Par le Pr Laurent Kodjikian
Conférence CFSR : « DMLA » – Congrès de la SFO 2026 – 9 mai 2026 à 14h25
Résumé par Pauline Grenouillat, CHU Minjoz, Besançon
La persistance de fluide intra-rétinien est associée à une diminution de l’acuité visuelle et une proportion non négligeable de patients ne parvient pas à obtenir une résolution complète de l’œdème sous anti-VEGF de première génération.

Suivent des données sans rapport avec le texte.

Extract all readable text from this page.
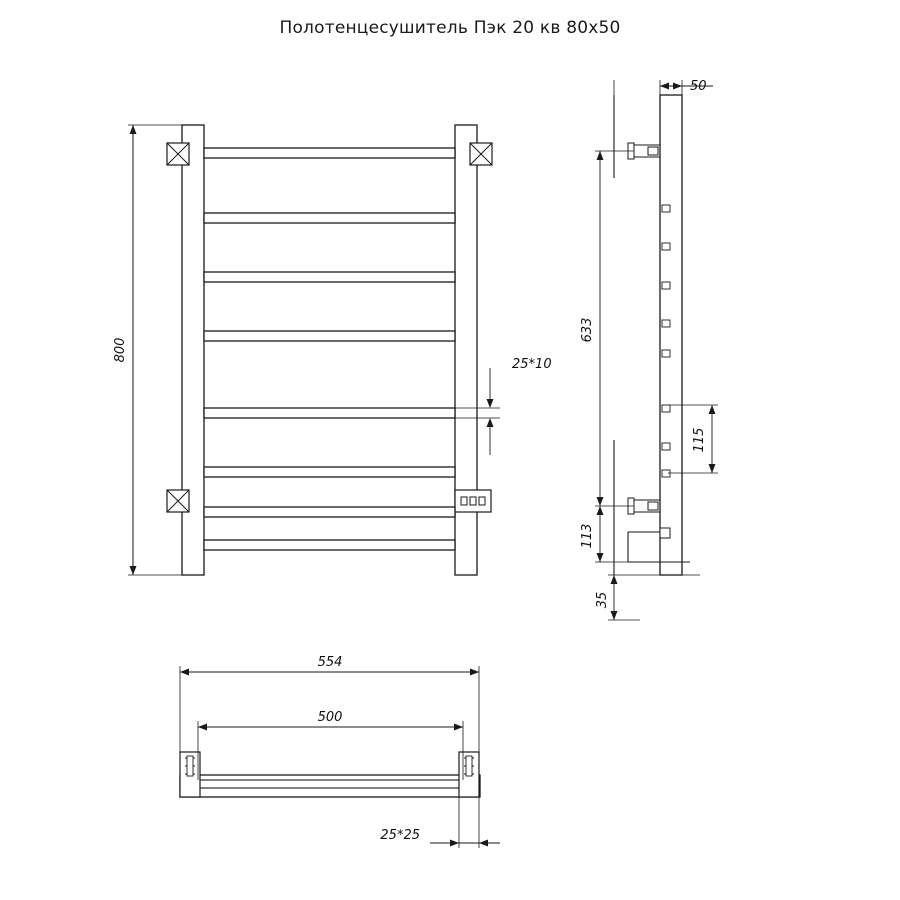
Полотенцесушитель Пэк 20 кв 80х50
800
25*10
50
633
115
113
35
554
500
25*25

Lors d’une conférence de la CFSR au congrès de la SFO 2026, la place du changement de molécule a été discutée, notamment dans deux situations : en cas de persistance d’un œdème maculaire malgré un traitement bien conduit ou lorsque les injections intravitréennes nécessitent des intervalles rapprochés malgré un contrôle anatomique satisfaisant à l’OCT.
Le passage à une autre molécule permet, dans certains cas, d’améliorer le contrôle anatomique ou d’espacer les injections, avec un impact favorable sur l’observance, la qualité de vie des patients, ainsi que sur les enjeux économiques et écologiques liés au traitement au long cours.
Ainsi, la stratégie de switch ne se limite pas aux situations d’échec thérapeutique mais peut également être discutée dans une logique d’optimisation globale de la prise en charge.
Elle s’inscrit dans une approche de personnalisation du traitement en fonction des objectifs anatomiques, fonctionnels et pratiques.